Now we simulate the queue length is reduced. We simulate the scenario where events are processed and only one event in queue, because our HPA targets for 2, so the number of pods will decrease.
kubectl patch configmap fake-kafka-config --type merge -p '{"data":{"queue_length":"1"}}'
Now you will see the fake external monitor reports queue size as 1 for “hpa-demo”.
> curl -sv http://monitor.local/metrics
# HELP kafka_queue_length Fake Kafka queue length
# TYPE kafka_queue_length gauge
kafka_queue_length{queue_name="hpa-demo"} 1
kafka_queue_length{queue_name="foo-svc"} 1
kafka_queue_length{queue_name="bar-svc"} 2
Wait for a while and you will see the metrics in Prometheus UI
kafka_queue_length{instance="fake-kafka-monitor-service.default.svc.cluster.local:8080", job="fake-kafka-monitor", queue_name="hpa-demo"} 1
kafka_queue_length{instance="fake-kafka-monitor-service.default.svc.cluster.local:8080", job="fake-kafka-monitor", queue_name="foo-svc"} 1
kafka_queue_length{instance="fake-kafka-monitor-service.default.svc.cluster.local:8080", job="fake-kafka-monitor", queue_name="bar-svc"} 2
Prometheus Adapter is also aware of this change via the K8S API
❯ kubectl get --raw /apis/external.metrics.k8s.io/v1beta1/namespaces/default/kafka_queue_length | jq
{
"kind": "ExternalMetricValueList",
"apiVersion": "external.metrics.k8s.io/v1beta1",
"metadata": {},
"items": [
{
"metricName": "kafka_queue_length",
"metricLabels": {
"queue_name": "hpa-demo"
},
"timestamp": "2025-09-29T10:25:47Z",
"value": "1"
},
...
You need to wait a bit longer to see the HPA attempt to scale down (you must wait at least 5 minutes by default; check the official documentation for stabilizationWindowSeconds
).
Why the delay? HPA intentionally resists rapid oscillation: scaling down too fast can trash cache warmup, connection pools, and latency. The stabilization window asks, “Have we been consistently below target long enough to relax?”

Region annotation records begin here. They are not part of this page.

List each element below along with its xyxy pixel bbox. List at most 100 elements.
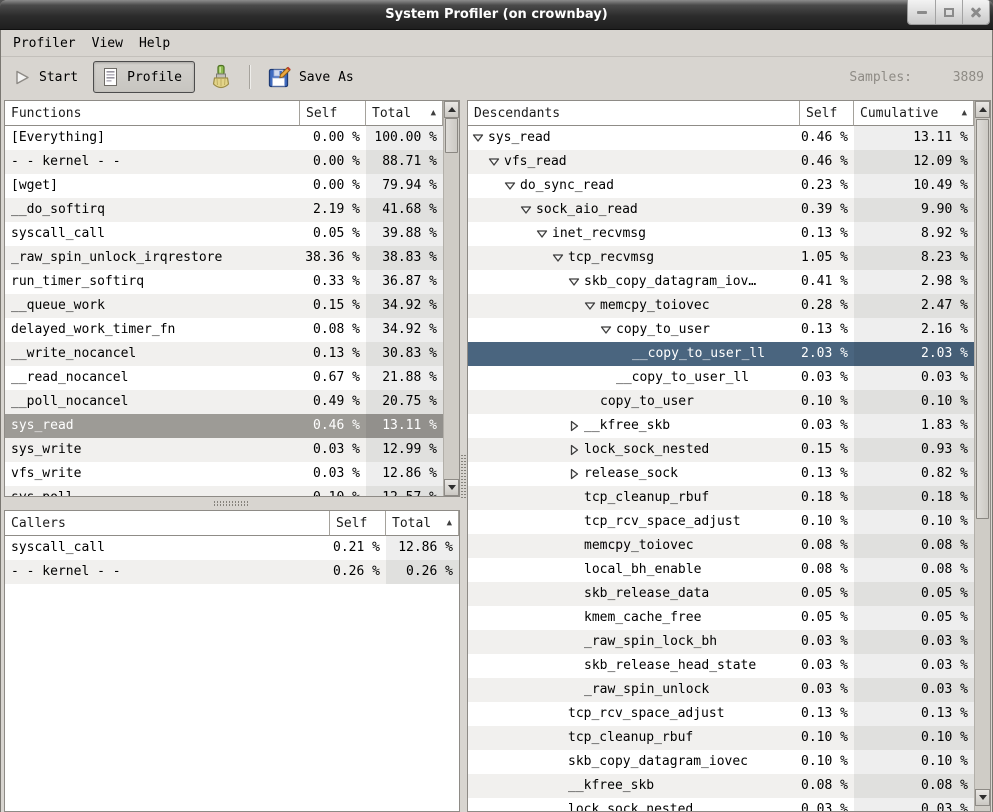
descendants-cumulative-column-header[interactable]: Cumulative ▲ xyxy=(854,101,974,126)
tree-expander-icon[interactable] xyxy=(567,683,581,697)
tree-expander-icon[interactable] xyxy=(567,563,581,577)
function-row[interactable]: vfs_write 0.03 % 12.86 % xyxy=(5,462,443,486)
descendant-row[interactable]: local_bh_enable 0.08 % 0.08 % xyxy=(468,558,974,582)
descendant-row[interactable]: copy_to_user 0.13 % 2.16 % xyxy=(468,318,974,342)
descendant-row[interactable]: do_sync_read 0.23 % 10.49 % xyxy=(468,174,974,198)
descendant-row[interactable]: inet_recvmsg 0.13 % 8.92 % xyxy=(468,222,974,246)
tree-expander-icon[interactable] xyxy=(535,227,549,241)
tree-expander-icon[interactable] xyxy=(567,659,581,673)
descendant-row[interactable]: __copy_to_user_ll 0.03 % 0.03 % xyxy=(468,366,974,390)
scroll-up-button[interactable] xyxy=(444,101,459,118)
descendant-row[interactable]: __kfree_skb 0.08 % 0.08 % xyxy=(468,774,974,798)
tree-expander-icon[interactable] xyxy=(567,587,581,601)
tree-expander-icon[interactable] xyxy=(567,443,581,457)
descendant-row[interactable]: tcp_cleanup_rbuf 0.18 % 0.18 % xyxy=(468,486,974,510)
function-row[interactable]: [wget] 0.00 % 79.94 % xyxy=(5,174,443,198)
tree-expander-icon[interactable] xyxy=(567,611,581,625)
descendant-row[interactable]: tcp_recvmsg 1.05 % 8.23 % xyxy=(468,246,974,270)
menu-view[interactable]: View xyxy=(88,31,135,56)
tree-expander-icon[interactable] xyxy=(567,275,581,289)
tree-expander-icon[interactable] xyxy=(551,731,565,745)
function-row[interactable]: __poll_nocancel 0.49 % 20.75 % xyxy=(5,390,443,414)
scrollbar-thumb[interactable] xyxy=(445,118,458,153)
descendant-row[interactable]: skb_release_head_state 0.03 % 0.03 % xyxy=(468,654,974,678)
tree-expander-icon[interactable] xyxy=(583,395,597,409)
descendant-row[interactable]: _raw_spin_unlock 0.03 % 0.03 % xyxy=(468,678,974,702)
descendant-row[interactable]: vfs_read 0.46 % 12.09 % xyxy=(468,150,974,174)
tree-expander-icon[interactable] xyxy=(599,323,613,337)
function-row[interactable]: sys_read 0.46 % 13.11 % xyxy=(5,414,443,438)
tree-expander-icon[interactable] xyxy=(583,299,597,313)
function-row[interactable]: - - kernel - - 0.00 % 88.71 % xyxy=(5,150,443,174)
functions-self-column-header[interactable]: Self xyxy=(300,101,366,126)
descendant-row[interactable]: tcp_rcv_space_adjust 0.13 % 0.13 % xyxy=(468,702,974,726)
tree-expander-icon[interactable] xyxy=(615,347,629,361)
function-row[interactable]: run_timer_softirq 0.33 % 36.87 % xyxy=(5,270,443,294)
function-row[interactable]: delayed_work_timer_fn 0.08 % 34.92 % xyxy=(5,318,443,342)
descendants-self-column-header[interactable]: Self xyxy=(800,101,854,126)
descendant-row[interactable]: lock_sock_nested 0.15 % 0.93 % xyxy=(468,438,974,462)
function-row[interactable]: sys_write 0.03 % 12.99 % xyxy=(5,438,443,462)
scroll-down-button[interactable] xyxy=(444,479,459,496)
tree-expander-icon[interactable] xyxy=(503,179,517,193)
callers-column-header[interactable]: Callers xyxy=(5,511,330,536)
tree-expander-icon[interactable] xyxy=(471,131,485,145)
descendant-row[interactable]: sys_read 0.46 % 13.11 % xyxy=(468,126,974,150)
tree-expander-icon[interactable] xyxy=(567,539,581,553)
tree-expander-icon[interactable] xyxy=(567,467,581,481)
scrollbar-thumb[interactable] xyxy=(976,119,989,519)
tree-expander-icon[interactable] xyxy=(551,707,565,721)
menu-help[interactable]: Help xyxy=(135,31,182,56)
function-row[interactable]: __do_softirq 2.19 % 41.68 % xyxy=(5,198,443,222)
tree-expander-icon[interactable] xyxy=(551,779,565,793)
descendant-row[interactable]: _raw_spin_lock_bh 0.03 % 0.03 % xyxy=(468,630,974,654)
tree-expander-icon[interactable] xyxy=(551,803,565,811)
scroll-down-button[interactable] xyxy=(975,789,990,806)
tree-expander-icon[interactable] xyxy=(567,491,581,505)
function-row[interactable]: syscall_call 0.05 % 39.88 % xyxy=(5,222,443,246)
tree-expander-icon[interactable] xyxy=(551,755,565,769)
maximize-button[interactable] xyxy=(935,0,962,24)
horizontal-pane-resize-handle[interactable] xyxy=(461,454,466,498)
descendant-row[interactable]: skb_copy_datagram_iovec 0.10 % 0.10 % xyxy=(468,750,974,774)
menu-profiler[interactable]: Profiler xyxy=(9,31,88,56)
functions-total-column-header[interactable]: Total ▲ xyxy=(366,101,443,126)
tree-expander-icon[interactable] xyxy=(599,371,613,385)
function-row[interactable]: [Everything] 0.00 % 100.00 % xyxy=(5,126,443,150)
tree-expander-icon[interactable] xyxy=(551,251,565,265)
descendant-row[interactable]: __kfree_skb 0.03 % 1.83 % xyxy=(468,414,974,438)
caller-row[interactable]: syscall_call 0.21 % 12.86 % xyxy=(5,536,459,560)
close-button[interactable] xyxy=(962,0,989,24)
descendant-row[interactable]: release_sock 0.13 % 0.82 % xyxy=(468,462,974,486)
descendants-column-header[interactable]: Descendants xyxy=(468,101,800,126)
callers-self-column-header[interactable]: Self xyxy=(330,511,386,536)
function-row[interactable]: _raw_spin_unlock_irqrestore 38.36 % 38.8… xyxy=(5,246,443,270)
functions-scrollbar[interactable] xyxy=(443,101,459,496)
caller-row[interactable]: - - kernel - - 0.26 % 0.26 % xyxy=(5,560,459,584)
descendant-row[interactable]: kmem_cache_free 0.05 % 0.05 % xyxy=(468,606,974,630)
function-row[interactable]: __read_nocancel 0.67 % 21.88 % xyxy=(5,366,443,390)
minimize-button[interactable] xyxy=(908,0,935,24)
descendant-row[interactable]: copy_to_user 0.10 % 0.10 % xyxy=(468,390,974,414)
descendant-row[interactable]: lock_sock_nested 0.03 % 0.03 % xyxy=(468,798,974,811)
scroll-up-button[interactable] xyxy=(975,101,990,118)
start-button[interactable]: Start xyxy=(9,65,83,90)
descendant-row[interactable]: __copy_to_user_ll 2.03 % 2.03 % xyxy=(468,342,974,366)
descendant-row[interactable]: tcp_cleanup_rbuf 0.10 % 0.10 % xyxy=(468,726,974,750)
function-row[interactable]: __write_nocancel 0.13 % 30.83 % xyxy=(5,342,443,366)
tree-expander-icon[interactable] xyxy=(567,419,581,433)
tree-expander-icon[interactable] xyxy=(487,155,501,169)
descendant-row[interactable]: sock_aio_read 0.39 % 9.90 % xyxy=(468,198,974,222)
descendants-scrollbar[interactable] xyxy=(974,101,990,811)
profile-toggle-button[interactable]: Profile xyxy=(93,61,195,93)
function-row[interactable]: sys_poll 0.10 % 12.57 % xyxy=(5,486,443,496)
tree-expander-icon[interactable] xyxy=(567,515,581,529)
titlebar[interactable]: System Profiler (on crownbay) xyxy=(0,0,993,30)
descendant-row[interactable]: skb_release_data 0.05 % 0.05 % xyxy=(468,582,974,606)
descendant-row[interactable]: skb_copy_datagram_iov… 0.41 % 2.98 % xyxy=(468,270,974,294)
descendant-row[interactable]: memcpy_toiovec 0.08 % 0.08 % xyxy=(468,534,974,558)
vertical-pane-resize-handle[interactable] xyxy=(214,501,248,506)
function-row[interactable]: __queue_work 0.15 % 34.92 % xyxy=(5,294,443,318)
tree-expander-icon[interactable] xyxy=(519,203,533,217)
tree-expander-icon[interactable] xyxy=(567,635,581,649)
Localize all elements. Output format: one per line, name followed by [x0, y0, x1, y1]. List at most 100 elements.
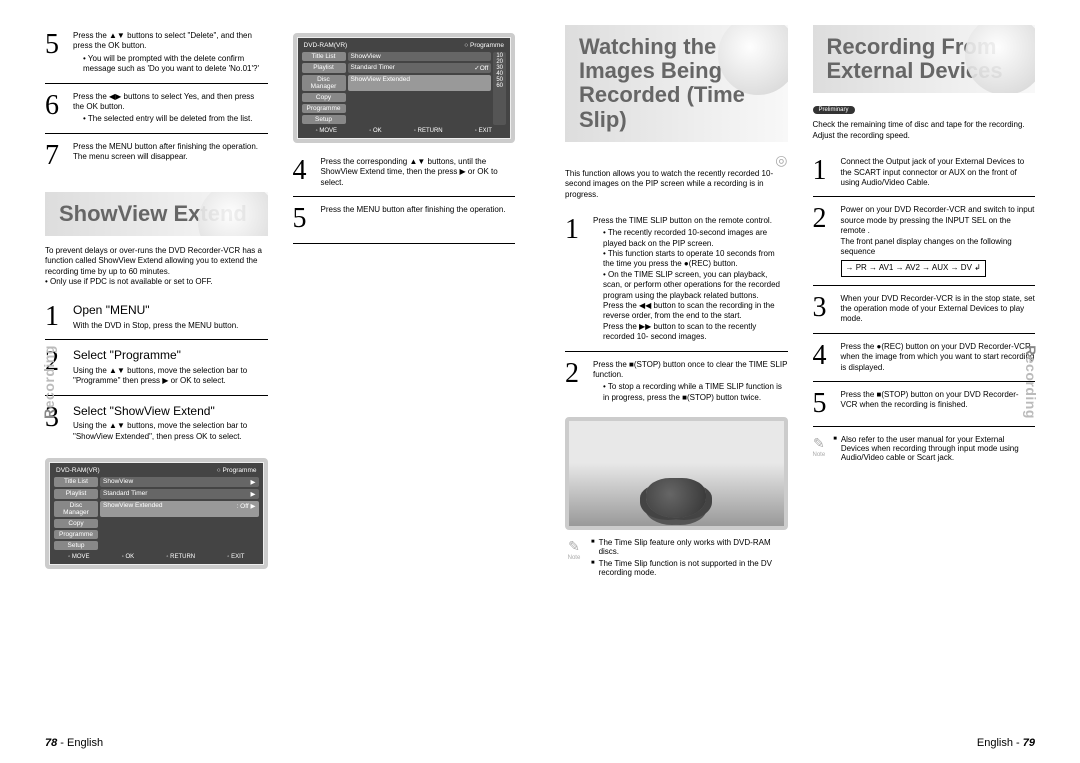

> kubectl get hpa hpa-demo -o yaml
# You will see desiredReplicas changing every 5 minutes
...
currentMetrics:
- external:
current:
value: "1"
metric:
name: kafka_queue_length
selector:
matchLabels:
queue_name: hpa-demo
type: External
currentReplicas: 10
desiredReplicas: 5
...
Summary
In this walkthrough we built a minimal end‑to‑end pipeline that collects service and external signals, adapts them into Kubernetes custom/external metrics, and drives a stable, explainable HPA scaling loop.
Conclusion: With a clear separation between collection, adaptation, and policy (HPA), you can evolve each layer independently—add new metrics, refine queries, or tune scaling behavior—without re‑architecting the system.
If you can now explain to a teammate how a counter increment becomes a new pod, you’ve won. Keep iterating—production autoscaling is a game of feedback quality and patience.